The main dealbreaker for me is 8 bytes (16 bytes on x64) per character in string...

jlouis · on May 19, 2013

We have the equivalent of Haskells (lazy) ByteString in the types binary() and iolist(). We have had that for at least 6 years. Their space efficiency is also on par with Haskells. If you process big amounts of data as a string(), then you are probably doing something wrong in your architecture.

peerst · on May 19, 2013

Well Erlang does have binaries for quite a while and many use them as high performance strings. So you can also use lists for strings, but why do you if you don't like the characteristics of lists?

ibotty · on May 19, 2013

do you need to do much "rich" string processing in erlang? it certainly is not designed for that usecase.
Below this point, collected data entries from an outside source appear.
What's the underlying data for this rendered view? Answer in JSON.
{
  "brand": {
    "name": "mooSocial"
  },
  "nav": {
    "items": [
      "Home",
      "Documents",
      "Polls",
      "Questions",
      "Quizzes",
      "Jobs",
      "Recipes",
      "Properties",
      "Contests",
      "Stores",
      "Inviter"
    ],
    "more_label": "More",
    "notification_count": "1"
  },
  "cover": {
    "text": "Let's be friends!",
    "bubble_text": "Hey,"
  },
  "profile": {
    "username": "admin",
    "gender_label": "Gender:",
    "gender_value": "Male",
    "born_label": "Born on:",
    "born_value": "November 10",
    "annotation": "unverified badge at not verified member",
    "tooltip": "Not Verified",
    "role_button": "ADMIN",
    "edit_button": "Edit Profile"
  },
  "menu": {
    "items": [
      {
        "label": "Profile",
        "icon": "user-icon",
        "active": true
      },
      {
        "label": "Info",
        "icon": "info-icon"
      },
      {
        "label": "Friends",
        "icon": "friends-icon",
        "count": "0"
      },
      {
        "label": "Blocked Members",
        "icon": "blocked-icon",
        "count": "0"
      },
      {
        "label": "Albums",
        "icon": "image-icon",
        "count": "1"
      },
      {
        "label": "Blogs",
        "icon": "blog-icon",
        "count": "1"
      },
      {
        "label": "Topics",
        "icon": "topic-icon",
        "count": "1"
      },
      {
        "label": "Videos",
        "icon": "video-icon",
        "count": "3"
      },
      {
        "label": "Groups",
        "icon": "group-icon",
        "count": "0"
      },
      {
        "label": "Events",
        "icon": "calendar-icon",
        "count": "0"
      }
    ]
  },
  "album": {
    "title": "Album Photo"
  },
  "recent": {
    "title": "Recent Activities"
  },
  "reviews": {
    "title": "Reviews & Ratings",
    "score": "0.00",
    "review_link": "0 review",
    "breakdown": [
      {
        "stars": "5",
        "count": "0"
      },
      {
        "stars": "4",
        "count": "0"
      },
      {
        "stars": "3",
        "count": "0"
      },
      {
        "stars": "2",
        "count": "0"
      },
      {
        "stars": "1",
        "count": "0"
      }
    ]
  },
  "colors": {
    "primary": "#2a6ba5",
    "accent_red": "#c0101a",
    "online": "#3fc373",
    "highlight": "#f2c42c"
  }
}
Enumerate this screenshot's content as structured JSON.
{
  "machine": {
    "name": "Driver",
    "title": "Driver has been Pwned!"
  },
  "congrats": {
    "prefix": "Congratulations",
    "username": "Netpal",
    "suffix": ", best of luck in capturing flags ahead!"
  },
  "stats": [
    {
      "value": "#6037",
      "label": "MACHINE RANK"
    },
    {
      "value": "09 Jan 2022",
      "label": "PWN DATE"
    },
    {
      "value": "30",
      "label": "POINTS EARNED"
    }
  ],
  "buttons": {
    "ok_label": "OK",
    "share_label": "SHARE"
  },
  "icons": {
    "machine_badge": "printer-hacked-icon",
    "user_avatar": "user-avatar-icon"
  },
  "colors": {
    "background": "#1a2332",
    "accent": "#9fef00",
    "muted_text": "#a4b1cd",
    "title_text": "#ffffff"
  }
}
you _can_ do quiet a bit of string processing in erlang's bytestrings (note: not unicode-aware), see e.g. cowboy (which has nice to read sourcecode).

as to why erlang does not have a haskell-like ByteString, i guess, it's because haskell has very fast (but potentially unsafe) c-bindings. erlang's ports are too slow to use them for something that small-grained. i'm not sure, why no BIFs were introduced to bring somthing similar, honestly.

atombender · on May 19, 2013

> it certainly is not designed for that usecase.

That's a misleading statement, I think; it's like saying Python was not designed for web application development (which is true but also misleading).

It's more correct to say that Erlang was designed without much thought given to string processing. Erlang was designed as a fairly general-purpose language, only one with non-encoding-aware strings; the real problem is that it hasn't caught up, even though Unicode has existed since 1991 and has long been incorporated into most languages and most software by now.

Instead of adapting, Erlang seems to be stagnating in one area that users are frequently complaining about. In this day and age, I would argue that string processing is quite important for the things that Erlang can, or should, be used for.

Anecdotally, when I first tried Erlang I tried to create a naive, parallel log processor which read lines and spawned off lines to a pool of workers. As a newbie I was quickly stumped because Erlang's file I/O is abysmally designed. I eventually gave up the project, and later I found that Tim Bray, also an Erlang noob, had struggled with the exact same issue [1][2]. You would think that this is something Erlang would excel at, but apparently it's not.

I have been disappointed with Haskell's string support, too -- it's all over the place (String vs. Text types, the weird Data.Encoding module, horrible regexp library, etc.) -- but at least it's fully Unicode-aware and it has a fast ByteString type.

[1] https://www.tbray.org/ongoing/When/200x/2007/09/22/Erlang

[2] https://www.tbray.org/ongoing/When/200x/2007/09/21/Erlang

davidw · on May 19, 2013

I like Erlang a lot, and am currently working on a project that utilizes Chicago Boss, but there's a lot of truth in what you write.

Erlang is somewhat strange for a language in that it got put to use in some very important critical systems before it got big. Things like Ruby, Tcl and Python slowly got popular and changed along the way. Doing an Erlang 2.0 that improves on some of the warts is probably not so easy...

atombender · on May 19, 2013

If you are interested in the history of Erlang, this is fascinating: https://docs.google.com/viewer?url=http%3A%2F%2Fwebcem01.cem...

atombender · on May 19, 2013

That's a good observation. I don't know much about Erlang's history beyond what is on Wikipedia, but I suspect that the number of people that used Erlang before it was open source was relatively small and limited to the technical community within Ericsson. That small, focused user group explains the language's weird and weirdly antiquated style and feature set, but it doesn't quite explain why the language has not been evolved to become more modern. (Of course, the fact that something as ingenious could come out of such a small community is also very impressive and wonderful.)

jlouis · on May 19, 2013

Unicode is a big thing in R16 and R17 where more of the system will use the unicode support we do have. Erlang modules will use utf-8 encoding and so on.

As for a built-in bstring() type, it is being discussed, but there are other things more important to get into the language, maps for instance. Erlang is rather conservative in the speed with which we add stuff to the language.

Erlang has some of the fastest I/O in a runtime. But it is not easy to use correctly. The same goes for string processing. Erlang can be blinding fast at that, but you must understand how to make it fast.

yosh · on May 20, 2013

Having recently run into some non-obvious crappy performance characteristics with I/O in Erlang, I'm curious if you have any pointers to docs or code that shows how to use Erlang I/O correctly so it's fast?

digitalzombie · on May 20, 2013

More important things...

please please have a record replacement already. There are like a couple of proposals for record replacement.

http://www.cs.otago.ac.nz/staffpriv/ok/frames.pdf

lame · on May 19, 2013

You can use binaries. In Elixir strings are by default binaries containing UTF-8 codepoints, which are already nicely handled by binary matching and construction.